"I’ve never really told my family about my passion for travel as I don’t think they would understand. My parents still see me as a little girl, not as a grown woman."
One night, after dreaming about it for many years, I finally started travelling. Since then, I have visited 16 countries on my own and am currently preparing for my next trip.
I live a pretty ordinary life. I’m a single, 35-year-old woman who works at an insurance company from 8 am to 5 pm. I have a house and a mortgage, and despite that, I have no reason to stay at home and miss out on the opportunity to fulfil my dream – to see as much of the world as I can. I love to travel; I‘m addicted to it. I love going to places that my friends think aren’t worth seeing or are too afraid to go to.
Each country I’ve been to taught me something new about myself. I’ve experienced many situations that showed me that I’m stronger than I ever knew and that I have the courage to stand up for myself and others.
If I would have to make a list of countries that I like most, I couldn’t judge them by the cities I’ve visited but by the experiences and adventures I’ve had and the lessons I’ve learned. I will share a few stories with you below as an example:
1) In Scotland, I shared a hostel room with a girl from Canada whose name was Pascal. My first name is Pascu. What are the chances that you meet a complete stranger away from your home country with such a similarly unique name? We hit it off, and this made me realise that you are never alone in this world. There are always other people somewhere out there that feel exactly like you. Travel really does bring people together no matter what their background is and where they are from, this is one of the things I love the most about it.
2) In Ireland, I got motion sickness on a bus and ended up getting sick into my scarf. I went to the bathroom, and I bumped into a girl from the United States who had a bleeding nose due to altitude sickness. I keep thinking back on this situation: Me vomiting and another girl bleeding. Two complete strangers, suffering together in a foreign place. Both of us chose to go travelling on our own, far away from our homes, families and friends to follow our dreams and fight through whatever would be standing in our way. Minor setbacks like this couldn’t stop us from exploring the beautiful “Cliffs of Moher” in Ireland, and I’m so glad we pushed on and saw them in all their glory.
3) In Palestine when I went to Bethlehem, two men were fighting at a bus station. A Palestinian man started an argument with someone from Japan because he felt disrespected. I tried to stop the fight and started talking to the Palestinian man, asking him different questions about the town and his work (he was a taxi driver). I asked him to tell me more about his country to distract him from the conflict, and it worked! In my daily life back home I’m usually not that courageous. But in this particular moment, when I chose to intervene, I felt incredibly proud. It gave me a big confidence boost because I felt my actions could make a difference.
On this trip, I also noticed that locals often protect women who travel alone. The same day I witnessed the fight, I had to return to Jerusalem in Tel Aviv. Since it was Friday Sabbath for the Jewish, all transportation systems shut down which meant I had to catch a taxi. I had to share it with a girl from the USA, a guy from Letonia, another guy from Italy and two men from Turkey. The taxi driver noticed the concerned look on my face and instantly reassured me: “Don’t worry, you are safe with me.” And I was!

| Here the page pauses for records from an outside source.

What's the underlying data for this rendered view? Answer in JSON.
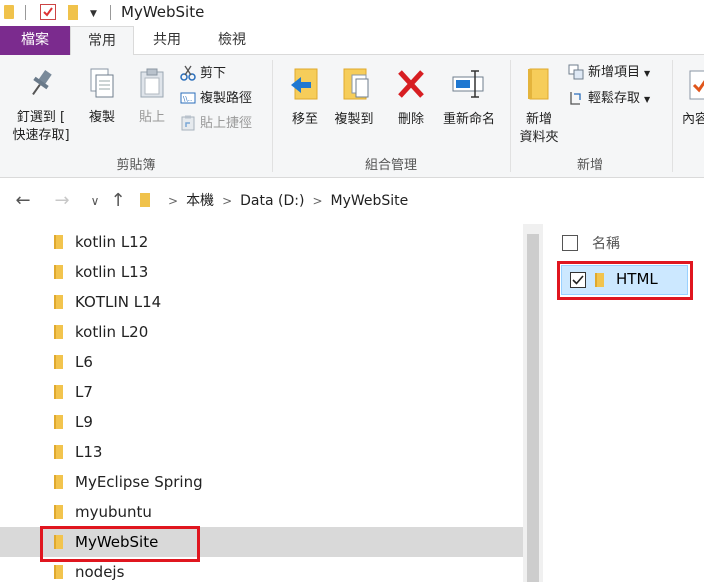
{
  "window": {
    "title": "MyWebSite"
  },
  "ribbon_tabs": {
    "file": "檔案",
    "home": "常用",
    "share": "共用",
    "view": "檢視"
  },
  "ribbon": {
    "clipboard": {
      "label": "剪貼簿",
      "pin_line1": "釘選到 [",
      "pin_line2": "快速存取]",
      "copy": "複製",
      "paste": "貼上",
      "cut": "剪下",
      "copy_path": "複製路徑",
      "paste_shortcut": "貼上捷徑"
    },
    "organize": {
      "label": "組合管理",
      "move_to": "移至",
      "copy_to": "複製到",
      "delete": "刪除",
      "rename": "重新命名"
    },
    "new": {
      "label": "新增",
      "new_folder_line1": "新增",
      "new_folder_line2": "資料夾",
      "new_item": "新增項目",
      "easy_access": "輕鬆存取"
    },
    "open": {
      "properties": "內容"
    }
  },
  "address_bar": {
    "crumbs": [
      "本機",
      "Data (D:)",
      "MyWebSite"
    ]
  },
  "tree": {
    "items": [
      {
        "label": "kotlin L12"
      },
      {
        "label": "kotlin L13"
      },
      {
        "label": "KOTLIN L14"
      },
      {
        "label": "kotlin L20"
      },
      {
        "label": "L6"
      },
      {
        "label": "L7"
      },
      {
        "label": "L9"
      },
      {
        "label": "L13"
      },
      {
        "label": "MyEclipse Spring"
      },
      {
        "label": "myubuntu"
      },
      {
        "label": "MyWebSite"
      },
      {
        "label": "nodejs"
      }
    ],
    "selected": "MyWebSite"
  },
  "content": {
    "header_name": "名稱",
    "files": [
      {
        "label": "HTML",
        "checked": true
      }
    ]
  },
  "colors": {
    "file_tab": "#7b2b8e",
    "highlight_box": "#e0161f",
    "folder": "#f2c44e",
    "selection": "#cce8ff"
  }
}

4) In Romania, we have a proverb that says: “God makes a nest for the blind bird.” On my trip to Spain, I was left with no money on my last day, walking the streets with no more than three euros in my pocket when I met a man from Great Britain whom I asked to take a photo of me. He did, and we started talking and ended up spending all day together (nothing like you might think, he is 71 years old). He bought a ticket for the both of us to visit the Castle in Malaga, he bought me a drink and paid for my dinner while we sat on the beach and talked for ages. The universe was looking out for me that day.
Since I’ve been travelling, I get quite annoyed with some of the questions that my friends and co-workers ask me, especially, “Are you not afraid to go on your own?” My answer is always: “Why should I be afraid?”
Of course, when you travel alone, you do have to establish a few rules for yourself. I avoid staying out too late in dangerous areas or far away from my hostel/ hotel. I eat only in busy places (a sign that the food is good) and am careful about who I talk to. If I get lost in a city, I ask trustworthy people (e.g. police officers) for help, etc. These are just a few examples.
You know what the beauty is about my travels? Travelling is something that belongs to me alone. It’s something I am passionate about and something I do for myself. My family doesn’t know anything about my travels. I’ve never told them about my passion for travel as I don’t think they would understand. My parents still see me as a little girl, not as a grown woman.
While I’m writing this story, I realise for the first time that I am using the word “woman” when talking about myself. Since I’ve started travelling, I’ve developed so much and have changed from a girl into a woman. A woman who isn’t dreaming about things like shoes, bags, jewellery, men or marriage.
Right now I am preparing for my next adventure. I’m planning to go to Finland, Russia and Estonia in June and I can’t wait to see what it will be like over there. My dream is to see the world, and I’m only just getting started!
Author - Ana Pascu
Ana is from Romania. She is currently working in an office day job but if she got offered a position that required her to travel, she wouldn't hesitate to leave it all behind and go.